Home » Headlines » How two staff allegedly transferred clients N1.3b to friend, BDC — Witness

How two staff allegedly transferred clients N1.3b to friend, BDC — Witness

A Federal High Court in Lagos heard on Monday that two former employees of First Marina Trust Limited cloned the emails of several customers and defrauded them for over N1.3 billion.

This testimony was provided by Anthony Onyeoghane, a witness for the Economic and Financial Crimes Commission.

He spoke at the resumption of the trial of two First Marina Trust Limited employees, Adeyemi Oluwaseun and Suleiman Yusuf, who have since been fired.

They were charged with four counts of conspiracy to commit identity theft, impersonation, and cybercrime by the EFCC.

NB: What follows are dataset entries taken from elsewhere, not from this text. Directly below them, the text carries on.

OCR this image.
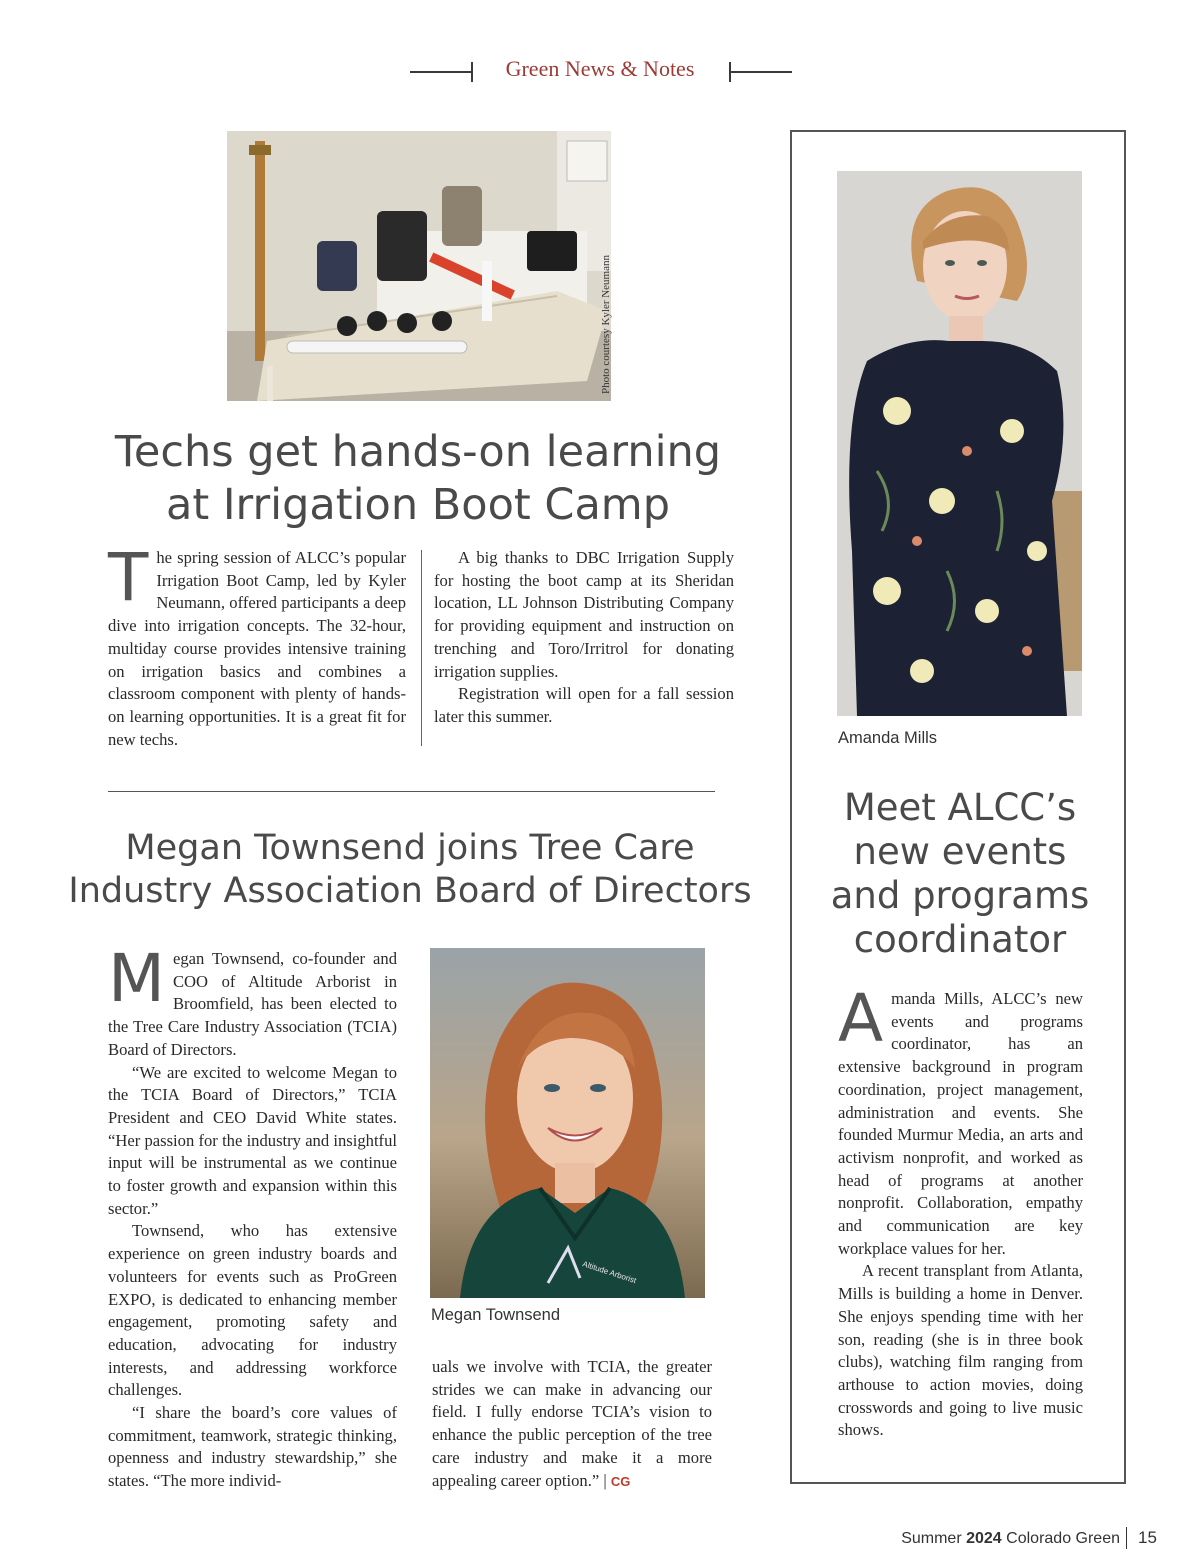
Green News & Notes
Photo courtesy Kyler Neumann
Techs get hands-on learning
at Irrigation Boot Camp

The spring session of ALCC’s popular Irrigation Boot Camp, led by Kyler Neumann, offered participants a deep dive into irrigation concepts. The 32-hour, multiday course provides intensive training on irrigation basics and combines a classroom component with plenty of hands-on learning opportunities. It is a great fit for new techs.

A big thanks to DBC Irrigation Supply for hosting the boot camp at its Sheridan location, LL Johnson Distributing Company for providing equipment and instruction on trenching and Toro/Irritrol for donating irrigation supplies.

Registration will open for a fall session later this summer.

Megan Townsend joins Tree Care
Industry Association Board of Directors

Megan Townsend, co-founder and COO of Altitude Arborist in Broomfield, has been elected to the Tree Care Industry Association (TCIA) Board of Directors.

“We are excited to welcome Megan to the TCIA Board of Directors,” TCIA President and CEO David White states. “Her passion for the industry and insightful input will be instrumental as we continue to foster growth and expansion within this sector.”

Townsend, who has extensive experience on green industry boards and volunteers for events such as ProGreen EXPO, is dedicated to enhancing member engagement, promoting safety and education, advocating for industry interests, and addressing workforce challenges.

“I share the board’s core values of commitment, teamwork, strategic thinking, openness and industry stewardship,” she states. “The more individ-

Altitude Arborist
Megan Townsend

uals we involve with TCIA, the greater strides we can make in advancing our field. I fully endorse TCIA’s vision to enhance the public perception of the tree care industry and make it a more appealing career option.” | CG

Amanda Mills
Meet ALCC’s
new events
and programs
coordinator

Amanda Mills, ALCC’s new events and programs coordinator, has an extensive background in program coordination, project management, administration and events. She founded Murmur Media, an arts and activism nonprofit, and worked as head of programs at another nonprofit. Collaboration, empathy and communication are key workplace values for her.

A recent transplant from Atlanta, Mills is building a home in Denver. She enjoys spending time with her son, reading (she is in three book clubs), watching film ranging from arthouse to action movies, doing crosswords and going to live music shows.

Summer 2024 Colorado Green 15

They were first arraigned before Justice Chuka Obiozor in June 2018.

However, Obiozor was transferred from the Lagos Division of the Federal High Court, and the case was reassigned to Justice Tijani Ringim.

Following the re-assignment of the case, the defendants re-arraigned on May 12, 2022 before Ringim.

They, again, pleaded not guilty to the charge and Ringim allowed them to continue on their earlier bail.

When the trial resumed on Monday, prosecution counsel, Nnaemeka Omenwa, called the witness for examination-in-chief.

Onyeoghane told the court that he worked as a Chief Risk Officer at First Marina Trust Limited, a financial institution regulated by the Central Bank of Nigeria.

He identified the defendants as his former colleagues who served as Marketing Operators and Relationship Managers respectively.

The witness told the court that he had chaired a committee set up to investigate a case of internal fraud within the company allegedly orchestrated by the defendants from May 3, 2016.

He told the court that both defendants connived to create email addresses of customers in a bid to defraud them.

According to Onyeoghane, the defendants conspired to change a customer’s email address, Chinedu Ohamuo, whose email address is: [email protected].

The witness said that the defendants changed the same as [email protected].

He said that following a change of the email, the second defendant, acting as a customer of the company, wrote an email to himself at his official email address, instructing that N15 million should be liquidated from the customer’s investment account.

He said that the second defendant also instructed that the funds should be transferred to one Olufemi Ajala, his childhood friend.

The witness said that the second defendant printed out the email address as required by the company’s policy, and wrote on it: “Email received,” dated and signed it.

Onyeoghane added:

“He then took the said email to the first defendant who, upon verification, uploaded the request to the electronic payment system known as GAPS.

“The sum of N15 million was transferred from the unsuspecting customer’s account to Olufemi Ajala.

“They used the same tactics in 19 other transactions.

“The defendants transferred from unsuspecting customers’ investment accounts for over N1.3 billion.”

The witness testified that the only difference between the 19 other transactions and the one to Ajala was that Ajala was removed from the “equation” and replaced with a Bureau De Change.

Onyeoghane said:

“On May 16, 2016, a customer known as White App Resources Limited also saw his investment account defrauded by the defendants to the tune of N186.2 million, using computer system.

“On May 17, 2016, the same cyber fraud was committed by the defendants on the same customer, and the sum of N237.2 million was stolen.

“On May 27, 2016, the sum of N500.2 million was also stolen.”

The witness told the court that the same fraud happened on June 9, 2016; June 22, 2016; and September 8, 2016, during which various sums of money were transferred.

Onyeoghane told the court that the first defendant confessed to the investigative committee that he provided the accounts of the Bureau De Change into which the monies were transferred.

According to the witness, while on the run on September 19, 2016, the second defendant sent an email to the Managing Director of the company, confessing to the crime and promising to use his “last blood” in making sure that he refunded the money.

The witness told the court that the proper procedure for liquidating a company’s account was by a handwritten letter or email requesting the same.

“The said letter or email is sent to the relationship manager of that particular customer, who is to confirm the letter or email by calling the customer to verify,” he said.

According to Onyeoghane, upon verification, the officer is to write: “Email or letter confirmed,” then sign and hand it over to the treasury operation staff, who in turn verifies the same before uploading it in the electronic payment system.

The case has been adjourned until February 14, 2023, for the continuation of trial.

The EFCC alleged that the defendants obtained sums of money from unsuspecting company customers by altering their email addresses.

The EFCC said that the offences contravene the provisions of Sections 13, 22(4), 27(a) and 27(2) of the Cyber Crimes (Prohibition, Prevention) Act, 2015.